ConversationController.cs 

using Azure.AI.Language.Conversations;
using Azure.Core.Serialization;
using Azure.Core;
using Azure;
using Microsoft.AspNetCore.Mvc;
using Newtonsoft.Json;
using System.Text.Json;

namespace AzureLanguageStudio.Controllers
{
    [Route("api/[controller]")]
    [ApiController]
    public class ConversationController : ControllerBase
    {
        [HttpGet(Name = "GetPrediction/{userInput}")]
        public ActionResult<CLUOutput> Get(string userInput)
        {

            Uri endpoint = new("https://sarathlal-language.cognitiveservices.azure.com/");
            AzureKeyCredential credential = new("e5e404cd6a8644d69be6edae6bffb227");

            ConversationAnalysisClient client = new(endpoint, credential);

            string projectName = "home-automation";
            string deploymentName = "home-automation-deployment";



            var data = new
            {
                AnalysisInput = new
                {
                    ConversationItem = new
                    {
                        Text = userInput,
                        Id = "1",
                        ParticipantId = "1",
                    }
                },
                Parameters = new
                {
                    ProjectName = projectName,
                    DeploymentName = deploymentName,

                    // Use Utf16CodeUnit for strings in .NET.
                    StringIndexType = "Utf16CodeUnit",
                },
                Kind = "Conversation",
            };

            // Configure JsonSerializerOptions for camelCase
            var options = new JsonSerializerOptions
            {
                PropertyNamingPolicy = JsonNamingPolicy.CamelCase
            };

            var serializer = new JsonObjectSerializer(options);

            Response response = client.AnalyzeConversation(RequestContent.Create(serializer.Serialize(data)));

            dynamic outData = JsonConvert.DeserializeObject<dynamic>(response.Content.ToString());

            dynamic conversationPrediction = outData.result.prediction;

            CLUOutput output = new()
            {
                TopIntent = conversationPrediction.topIntent
            };

            List<Entity> entities = new();
            foreach (dynamic entity in conversationPrediction.entities)
            {
                entities.Add(new Entity { Category = entity.category, Text = entity.text, ConfidenceScore = entity.confidenceScore });
            }
            output.Entities = entities;
            return Ok(output);

        }
    }
}

We need two below models 

Models.cs 

namespace AzureLanguageStudio;

public class Entity
{
    public string? Category { get; set; }
    public string? Text { get; set; }
    public decimal ConfidenceScore { get; set; }
}

public class CLUOutput
{
    public string? TopIntent { get; set; }
    public List<Entity>? Entities { get; set; }
}

We can run the Web API and execute the API method in Swagger. 

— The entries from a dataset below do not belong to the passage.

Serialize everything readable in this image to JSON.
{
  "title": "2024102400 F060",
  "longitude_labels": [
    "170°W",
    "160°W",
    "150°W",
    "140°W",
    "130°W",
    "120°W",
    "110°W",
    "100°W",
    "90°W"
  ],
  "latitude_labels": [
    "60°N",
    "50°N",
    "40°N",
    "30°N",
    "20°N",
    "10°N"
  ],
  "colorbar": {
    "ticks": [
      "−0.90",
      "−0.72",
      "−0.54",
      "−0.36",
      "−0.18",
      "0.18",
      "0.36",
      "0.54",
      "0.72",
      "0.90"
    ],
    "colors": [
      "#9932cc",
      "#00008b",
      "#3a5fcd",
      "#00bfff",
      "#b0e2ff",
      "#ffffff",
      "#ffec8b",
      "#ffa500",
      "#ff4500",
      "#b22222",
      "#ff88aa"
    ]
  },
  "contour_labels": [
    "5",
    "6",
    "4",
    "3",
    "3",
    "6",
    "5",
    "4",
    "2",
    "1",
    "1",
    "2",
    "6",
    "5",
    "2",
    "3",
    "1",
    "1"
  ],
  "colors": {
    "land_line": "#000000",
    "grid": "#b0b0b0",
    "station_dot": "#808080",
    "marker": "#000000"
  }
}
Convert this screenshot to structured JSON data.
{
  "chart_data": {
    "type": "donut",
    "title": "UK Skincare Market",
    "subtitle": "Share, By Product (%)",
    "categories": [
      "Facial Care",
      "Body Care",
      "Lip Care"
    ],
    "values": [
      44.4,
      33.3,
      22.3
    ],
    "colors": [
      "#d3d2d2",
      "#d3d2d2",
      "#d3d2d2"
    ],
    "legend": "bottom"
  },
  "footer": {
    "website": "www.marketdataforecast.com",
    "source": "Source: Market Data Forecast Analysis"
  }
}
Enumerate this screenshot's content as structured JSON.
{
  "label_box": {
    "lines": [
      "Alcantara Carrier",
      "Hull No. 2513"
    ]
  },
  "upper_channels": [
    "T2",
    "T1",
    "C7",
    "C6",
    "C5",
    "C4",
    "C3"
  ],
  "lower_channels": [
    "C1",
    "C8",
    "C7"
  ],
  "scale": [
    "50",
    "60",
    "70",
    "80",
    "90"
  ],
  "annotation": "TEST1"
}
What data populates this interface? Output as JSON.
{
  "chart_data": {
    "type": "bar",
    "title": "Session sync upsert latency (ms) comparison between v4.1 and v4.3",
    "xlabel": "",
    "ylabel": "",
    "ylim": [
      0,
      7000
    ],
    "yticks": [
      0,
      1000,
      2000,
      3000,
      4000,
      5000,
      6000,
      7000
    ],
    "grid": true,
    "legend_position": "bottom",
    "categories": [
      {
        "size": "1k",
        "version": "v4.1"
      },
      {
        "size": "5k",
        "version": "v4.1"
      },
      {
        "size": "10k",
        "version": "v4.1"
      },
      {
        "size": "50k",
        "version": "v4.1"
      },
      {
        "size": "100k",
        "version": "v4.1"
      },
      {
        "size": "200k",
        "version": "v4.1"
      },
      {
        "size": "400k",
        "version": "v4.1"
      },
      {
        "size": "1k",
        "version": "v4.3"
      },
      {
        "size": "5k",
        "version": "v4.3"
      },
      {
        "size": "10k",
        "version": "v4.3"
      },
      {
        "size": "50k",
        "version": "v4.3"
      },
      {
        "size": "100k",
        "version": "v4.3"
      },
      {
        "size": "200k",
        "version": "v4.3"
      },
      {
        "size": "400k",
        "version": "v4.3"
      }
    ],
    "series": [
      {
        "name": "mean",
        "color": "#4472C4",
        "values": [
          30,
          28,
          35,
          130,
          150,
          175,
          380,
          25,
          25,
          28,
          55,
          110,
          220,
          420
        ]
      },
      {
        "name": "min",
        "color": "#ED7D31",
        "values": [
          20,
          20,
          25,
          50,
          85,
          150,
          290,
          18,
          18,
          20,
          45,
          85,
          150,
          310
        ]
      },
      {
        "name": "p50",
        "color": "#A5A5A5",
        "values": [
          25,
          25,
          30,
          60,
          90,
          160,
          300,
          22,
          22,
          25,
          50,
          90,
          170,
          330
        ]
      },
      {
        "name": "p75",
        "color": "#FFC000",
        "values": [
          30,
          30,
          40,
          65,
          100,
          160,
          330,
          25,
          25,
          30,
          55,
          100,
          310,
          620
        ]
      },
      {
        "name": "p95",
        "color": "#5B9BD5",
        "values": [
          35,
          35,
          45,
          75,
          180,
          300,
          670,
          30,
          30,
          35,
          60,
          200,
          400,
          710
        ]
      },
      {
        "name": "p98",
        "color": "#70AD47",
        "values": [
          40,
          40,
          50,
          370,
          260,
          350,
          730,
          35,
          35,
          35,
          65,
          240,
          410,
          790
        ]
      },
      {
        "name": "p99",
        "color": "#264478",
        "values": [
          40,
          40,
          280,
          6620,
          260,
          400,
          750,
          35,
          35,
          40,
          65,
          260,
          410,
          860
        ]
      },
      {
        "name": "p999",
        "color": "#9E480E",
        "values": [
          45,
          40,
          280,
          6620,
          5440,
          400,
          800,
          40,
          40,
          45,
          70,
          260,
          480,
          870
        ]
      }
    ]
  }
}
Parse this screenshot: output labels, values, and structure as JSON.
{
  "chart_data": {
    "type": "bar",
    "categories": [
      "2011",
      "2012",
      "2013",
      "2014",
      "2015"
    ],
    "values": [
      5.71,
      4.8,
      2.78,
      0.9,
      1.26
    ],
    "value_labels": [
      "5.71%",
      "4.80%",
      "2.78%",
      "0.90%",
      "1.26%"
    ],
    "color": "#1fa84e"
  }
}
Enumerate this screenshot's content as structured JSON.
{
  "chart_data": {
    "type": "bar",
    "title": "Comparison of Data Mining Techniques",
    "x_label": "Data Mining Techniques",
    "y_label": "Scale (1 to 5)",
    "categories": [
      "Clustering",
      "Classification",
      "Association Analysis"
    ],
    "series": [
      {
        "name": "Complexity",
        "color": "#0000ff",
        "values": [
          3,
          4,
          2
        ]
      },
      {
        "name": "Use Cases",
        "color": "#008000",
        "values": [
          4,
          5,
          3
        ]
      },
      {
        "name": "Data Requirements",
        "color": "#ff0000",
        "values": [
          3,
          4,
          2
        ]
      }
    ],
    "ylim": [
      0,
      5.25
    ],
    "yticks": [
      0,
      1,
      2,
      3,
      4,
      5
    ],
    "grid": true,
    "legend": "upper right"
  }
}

Please note that the utterance “please switch on cooler is giving device as entity and switch_on as intent with full confidence. Because we have already trained models with exact data.  

Conclusion 

In this article, we have seen what Azure AI Language studio is and what are the services available inside this umbrella service. We have chosen Conversational Language Understanding (CLU) service. CLU refers to the technology and methods used to enable computers to understand, interpret, and respond to human language in a natural and intuitive manner, particularly within the context of a conversation. This involves various components and challenges. We have seen how to create intents and entities and how to link each other. Later we trained our model and finally deployed it. After deployment, we tested the model with a few sample tests and got correct outcomes.